How do I check if a port 1433 is open?
You can check TCP/IP connectivity to SQL Server by using telnet. For example, at the command prompt, type telnet 192.168. 0.0 1433 where 192.168. 0.0 is the address of the computer that is running SQL Server and 1433 is the port it is listening on.
How do I check if a port is open on a server?
Type «Network Utility» in the search field and select Network Utility. Select Port Scan, enter an IP address or hostname in the text field, and specify a port range. Click Scan to begin the test. If a TCP port is open, it will be displayed here.

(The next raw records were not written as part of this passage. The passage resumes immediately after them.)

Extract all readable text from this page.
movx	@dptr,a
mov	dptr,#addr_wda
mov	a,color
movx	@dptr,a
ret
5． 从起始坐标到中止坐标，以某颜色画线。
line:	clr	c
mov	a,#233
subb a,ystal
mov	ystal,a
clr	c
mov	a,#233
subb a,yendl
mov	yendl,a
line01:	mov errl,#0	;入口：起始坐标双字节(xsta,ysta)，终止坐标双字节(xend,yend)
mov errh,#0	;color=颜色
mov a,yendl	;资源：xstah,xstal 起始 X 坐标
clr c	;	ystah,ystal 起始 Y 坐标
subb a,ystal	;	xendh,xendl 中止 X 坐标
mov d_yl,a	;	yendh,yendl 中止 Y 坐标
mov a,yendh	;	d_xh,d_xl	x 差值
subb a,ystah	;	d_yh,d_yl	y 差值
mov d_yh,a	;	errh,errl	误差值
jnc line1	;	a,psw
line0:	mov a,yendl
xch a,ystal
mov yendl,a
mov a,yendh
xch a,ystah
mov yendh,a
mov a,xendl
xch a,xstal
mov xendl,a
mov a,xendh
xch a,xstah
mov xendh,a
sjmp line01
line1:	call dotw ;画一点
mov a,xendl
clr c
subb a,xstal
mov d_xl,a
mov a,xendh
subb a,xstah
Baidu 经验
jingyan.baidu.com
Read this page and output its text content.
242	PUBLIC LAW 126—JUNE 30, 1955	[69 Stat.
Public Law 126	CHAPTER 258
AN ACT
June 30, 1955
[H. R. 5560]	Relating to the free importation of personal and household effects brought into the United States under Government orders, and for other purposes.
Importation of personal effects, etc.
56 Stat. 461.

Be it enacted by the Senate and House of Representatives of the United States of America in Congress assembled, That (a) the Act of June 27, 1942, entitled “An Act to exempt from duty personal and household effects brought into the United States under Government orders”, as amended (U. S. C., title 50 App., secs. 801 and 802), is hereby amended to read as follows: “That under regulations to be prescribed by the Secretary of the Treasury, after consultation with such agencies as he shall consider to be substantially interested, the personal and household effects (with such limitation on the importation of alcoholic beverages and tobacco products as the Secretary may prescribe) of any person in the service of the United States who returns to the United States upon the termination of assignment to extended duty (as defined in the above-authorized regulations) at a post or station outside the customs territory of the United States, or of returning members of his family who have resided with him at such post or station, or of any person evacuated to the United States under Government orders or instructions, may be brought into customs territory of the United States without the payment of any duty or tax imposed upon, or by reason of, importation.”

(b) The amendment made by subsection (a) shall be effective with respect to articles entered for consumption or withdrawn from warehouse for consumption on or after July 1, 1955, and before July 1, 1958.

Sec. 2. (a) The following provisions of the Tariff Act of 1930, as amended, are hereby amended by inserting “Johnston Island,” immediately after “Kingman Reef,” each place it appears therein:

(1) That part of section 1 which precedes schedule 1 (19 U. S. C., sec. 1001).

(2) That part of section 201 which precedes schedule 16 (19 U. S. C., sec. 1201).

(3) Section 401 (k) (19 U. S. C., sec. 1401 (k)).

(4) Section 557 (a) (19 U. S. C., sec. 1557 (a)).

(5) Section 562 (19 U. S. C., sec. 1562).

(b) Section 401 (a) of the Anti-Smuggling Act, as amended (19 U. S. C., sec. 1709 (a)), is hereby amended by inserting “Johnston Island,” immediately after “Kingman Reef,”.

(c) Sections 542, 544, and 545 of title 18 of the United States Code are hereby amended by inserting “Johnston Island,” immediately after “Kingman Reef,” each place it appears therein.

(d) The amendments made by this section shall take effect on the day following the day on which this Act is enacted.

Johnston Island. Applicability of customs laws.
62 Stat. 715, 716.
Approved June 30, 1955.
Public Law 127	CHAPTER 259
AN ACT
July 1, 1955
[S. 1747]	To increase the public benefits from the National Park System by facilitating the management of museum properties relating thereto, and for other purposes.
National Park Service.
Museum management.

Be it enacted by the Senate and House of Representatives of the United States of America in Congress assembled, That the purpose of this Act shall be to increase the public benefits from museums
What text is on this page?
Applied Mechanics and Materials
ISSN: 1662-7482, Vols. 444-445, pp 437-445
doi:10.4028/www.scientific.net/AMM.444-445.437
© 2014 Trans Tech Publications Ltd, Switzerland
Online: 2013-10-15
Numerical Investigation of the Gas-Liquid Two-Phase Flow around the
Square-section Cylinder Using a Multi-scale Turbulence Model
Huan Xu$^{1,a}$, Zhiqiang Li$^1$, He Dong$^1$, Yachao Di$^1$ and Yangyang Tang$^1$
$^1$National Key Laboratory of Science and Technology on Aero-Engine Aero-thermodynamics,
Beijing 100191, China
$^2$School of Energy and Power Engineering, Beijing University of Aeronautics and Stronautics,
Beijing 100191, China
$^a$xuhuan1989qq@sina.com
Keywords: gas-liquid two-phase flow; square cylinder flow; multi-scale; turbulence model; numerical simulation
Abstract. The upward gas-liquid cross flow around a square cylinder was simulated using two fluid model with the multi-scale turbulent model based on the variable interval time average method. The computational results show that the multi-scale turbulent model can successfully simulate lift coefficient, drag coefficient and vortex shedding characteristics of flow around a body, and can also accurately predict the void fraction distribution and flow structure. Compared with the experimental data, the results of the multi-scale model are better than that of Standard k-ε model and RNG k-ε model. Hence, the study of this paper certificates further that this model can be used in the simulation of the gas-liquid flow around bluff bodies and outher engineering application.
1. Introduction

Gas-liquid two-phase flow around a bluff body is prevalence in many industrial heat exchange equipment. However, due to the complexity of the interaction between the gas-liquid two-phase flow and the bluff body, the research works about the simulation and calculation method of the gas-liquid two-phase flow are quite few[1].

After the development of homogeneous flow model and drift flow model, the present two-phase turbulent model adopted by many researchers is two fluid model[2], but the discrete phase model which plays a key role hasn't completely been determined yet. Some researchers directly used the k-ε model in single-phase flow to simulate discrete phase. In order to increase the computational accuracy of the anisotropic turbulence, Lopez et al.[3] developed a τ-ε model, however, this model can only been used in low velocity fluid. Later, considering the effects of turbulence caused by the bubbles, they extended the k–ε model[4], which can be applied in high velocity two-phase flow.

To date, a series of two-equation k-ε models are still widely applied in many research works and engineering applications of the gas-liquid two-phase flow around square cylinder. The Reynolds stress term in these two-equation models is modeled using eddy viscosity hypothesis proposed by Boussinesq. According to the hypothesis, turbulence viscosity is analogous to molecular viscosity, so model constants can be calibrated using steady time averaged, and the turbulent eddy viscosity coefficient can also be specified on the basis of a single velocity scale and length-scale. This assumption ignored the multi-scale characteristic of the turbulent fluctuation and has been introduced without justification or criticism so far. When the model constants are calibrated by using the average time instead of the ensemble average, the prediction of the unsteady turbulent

How do I check if a port is open on a Windows server?
Using ‘netstat -ab’ to Identify Open Ports
Now, type “ netstat -ab ” without quotes, then press “Enter.” Wait for the results to load. Port names get listed next to each local IP address. Look for the port number you need, and if it says LISTENING in the State column, it means your port is open.
How do I open port 21 on Windows Server 2012?
Click on Windows Firewall With Advanced Security. At Windows Firewall With Advanced Security, click on Inbound Rules >> New Rule. At New Inbound Rule Wizard, Select Port Radio button and click Next. Select TCP/UDP & specify the port you wish to open in Specific Local Ports box OR check All local ports & click Next.
Is port 587 blocked?
If the SMTP port 587 is not blocked, the 220 response will appear. Note: This message may vary from system to system. If Unable to connect or Connection refused message appears, that means the port is blocked. In this case, we recommend you to disable the firewall or contact your ISP.
What is the port 587?
Port 587: The standard secure SMTP port
Modern email servers use port 587 for the secure submission of email for delivery. For example, if you use an email client software like Outlook or Apple Mail, it most likely is configured to use this port to send your messages.
What is the port 3389?
Port 3389 Details
Port is IANA registered for Microsoft WBT Server, used for Windows Remote Desktop and Remote Assistance connections (RDP — Remote Desktop Protocol). Also used by Windows Terminal Server.
What is port 135 commonly used for?
Port 135 is used for RPC client-server communication; ports 139 and 445 are used for authentication and file sharing.